Lack of clean water far deadlier than violence in war-torn countries, says UNICEF report

24 May 2021

Attacks on water and sanitation facilities in conflict zones around the world are putting the lives of millions of children around the world in danger, and are a much greater threat than violence itself, warns the UN Children’s agency, UNICEF, in a report released on Tuesday.

Water Under Fire Volume 3, highlights that children’s access to water has been threatened in nearly every conflict-related emergency where UNICEF is responding.

The report focuses on nine countries where violence and conflict are prevalent, and the impact the attacks have on children. Some 48 million people are estimated to need safe water and sanitation services in the countries studied (Central African Republic, Iraq, Libya, Palestine, Pakistan, Sudan, Syria, Ukraine, and Yemen).

‘Attacks on water and sanitation are attacks on children’

The protection of secure, reliable water and sanitation services is shown to be a critical factor in ensuring the survival of millions of children. The study notes that, in fragile countries, children under the age of five are 20 times more likely to die due to diarrhoeal diseases than to violence.
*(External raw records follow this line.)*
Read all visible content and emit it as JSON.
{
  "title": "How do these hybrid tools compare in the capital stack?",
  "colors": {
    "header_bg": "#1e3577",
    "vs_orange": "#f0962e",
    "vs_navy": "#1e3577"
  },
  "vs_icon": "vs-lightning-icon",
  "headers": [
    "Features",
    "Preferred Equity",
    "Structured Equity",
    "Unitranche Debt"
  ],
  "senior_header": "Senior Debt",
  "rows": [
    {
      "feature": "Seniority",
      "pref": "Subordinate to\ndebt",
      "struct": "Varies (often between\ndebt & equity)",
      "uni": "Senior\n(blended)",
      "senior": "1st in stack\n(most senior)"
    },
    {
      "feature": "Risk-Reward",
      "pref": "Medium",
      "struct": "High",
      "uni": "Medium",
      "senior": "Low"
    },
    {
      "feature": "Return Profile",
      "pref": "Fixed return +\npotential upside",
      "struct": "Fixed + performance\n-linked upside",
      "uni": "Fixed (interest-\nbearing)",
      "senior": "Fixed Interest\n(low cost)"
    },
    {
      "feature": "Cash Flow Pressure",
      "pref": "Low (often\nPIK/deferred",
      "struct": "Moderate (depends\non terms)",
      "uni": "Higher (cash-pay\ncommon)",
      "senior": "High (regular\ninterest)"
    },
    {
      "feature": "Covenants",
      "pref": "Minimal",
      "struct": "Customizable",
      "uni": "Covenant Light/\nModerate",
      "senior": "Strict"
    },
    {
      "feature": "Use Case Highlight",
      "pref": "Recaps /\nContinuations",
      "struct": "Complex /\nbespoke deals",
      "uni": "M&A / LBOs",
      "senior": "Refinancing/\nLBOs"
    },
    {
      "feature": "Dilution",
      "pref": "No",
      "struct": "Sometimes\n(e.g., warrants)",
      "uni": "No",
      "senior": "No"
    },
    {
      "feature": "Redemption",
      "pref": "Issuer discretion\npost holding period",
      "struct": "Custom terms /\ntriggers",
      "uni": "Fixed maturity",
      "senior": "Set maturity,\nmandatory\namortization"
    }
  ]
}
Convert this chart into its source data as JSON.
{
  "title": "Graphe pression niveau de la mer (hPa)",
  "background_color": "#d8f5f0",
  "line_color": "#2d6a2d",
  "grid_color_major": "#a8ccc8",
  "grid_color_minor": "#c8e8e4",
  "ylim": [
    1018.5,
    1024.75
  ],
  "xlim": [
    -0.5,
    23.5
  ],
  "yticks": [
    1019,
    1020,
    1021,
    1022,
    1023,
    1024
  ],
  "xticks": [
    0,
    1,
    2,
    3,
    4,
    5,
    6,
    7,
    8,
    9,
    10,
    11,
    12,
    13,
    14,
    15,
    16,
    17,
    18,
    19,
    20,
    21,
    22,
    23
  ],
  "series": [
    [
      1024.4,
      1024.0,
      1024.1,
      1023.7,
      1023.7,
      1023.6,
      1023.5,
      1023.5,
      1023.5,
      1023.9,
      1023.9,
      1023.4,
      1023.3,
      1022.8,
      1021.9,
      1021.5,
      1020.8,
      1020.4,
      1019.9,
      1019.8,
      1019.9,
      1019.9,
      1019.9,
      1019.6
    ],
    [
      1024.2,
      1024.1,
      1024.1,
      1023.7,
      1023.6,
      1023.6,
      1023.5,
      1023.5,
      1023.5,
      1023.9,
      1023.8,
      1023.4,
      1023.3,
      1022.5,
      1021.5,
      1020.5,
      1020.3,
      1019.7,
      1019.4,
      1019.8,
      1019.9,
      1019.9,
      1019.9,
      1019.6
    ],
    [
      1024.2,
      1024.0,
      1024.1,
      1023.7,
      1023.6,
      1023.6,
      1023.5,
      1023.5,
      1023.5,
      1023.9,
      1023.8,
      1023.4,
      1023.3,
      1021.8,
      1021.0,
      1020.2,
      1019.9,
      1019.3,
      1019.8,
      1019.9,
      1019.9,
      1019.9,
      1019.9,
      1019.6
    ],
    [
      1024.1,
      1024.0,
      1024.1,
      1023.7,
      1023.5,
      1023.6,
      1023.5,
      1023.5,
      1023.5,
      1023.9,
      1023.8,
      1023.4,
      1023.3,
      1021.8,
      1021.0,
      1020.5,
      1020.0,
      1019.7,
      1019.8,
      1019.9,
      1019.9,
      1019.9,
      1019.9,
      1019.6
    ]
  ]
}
“Access to water is a means of survival that must never be used as a tactic of war,” said Manuel Fontaine, UNICEF Director of Emergency Programmes. “Attacks on water and sanitation infrastructure are attacks on children.”

“When the flow of water stops, diseases like cholera and diarrhoea can spread like wildfire, often with fatal consequences”, added Mr. Fontaine. “Hospitals cannot function, and rates of malnutrition and wasting increase. Children and families are often forced out in search of water, exposing them, particularly girls, to an increased risk of harm and violence.”

A nine-year-old girl pushes a wheelbarrow loaded with water-filled jerrycans in a IDP camp in Darfur, Sudan.
© UNICEF/Shehzad Noorani
A nine-year-old girl pushes a wheelbarrow loaded with water-filled jerrycans in a IDP camp in Darfur, Sudan.

The report catalogues the devastating nature of attacks on water infrastructure: in Eastern Ukraine, for example, where some 3.2 million people needs water and sanitation services, 380 attacks have been recorded since 2017.

In the State of Palestine, there have been 95 attacks against 142 water and sanitation infrastructures since 2019, leaving more than 1.6 million people without access to these basic services.

And Yemen has seen 122 airstrikes on water infrastructure during the six-year-war. A cholera epidemic continues to make thousands of children ill every week, and around 15.4 million people urgently need safe water and sanitation. 

Stop attacks immediately

UNICEF outlines a number of steps that should be urgently taken, to ensure that children are protected in conflict zones, and are guaranteed access to safe and sufficient water.

Parties to conflict, says the agency, must immediately ending attacks on water and sanitation services and personnel, and fulfilling their obligations to protect children in conflict.

The reports also calls for UN Member States, including Security Council members, to take firmer action to hold the perpetrators of these attacks to account; for donors to invest in water and sanitation in conflict situations; and for the public to add their voice to protect infrastructure, and water workers.

Water, sanitation and UNICEF

  • UNICEF works in conflict-affected countries to protect children and provide safe drinking water and adequate sanitation services.
  • The agency improves and repairs water systems, trucks water, sets up latrines and promotes awareness of hygiene practices.
  • In 2020, UNICEF led emergency water, sanitation and hygiene responses in 120 countries, reaching 39 million people with clean water and nearly 7 million with sanitation services.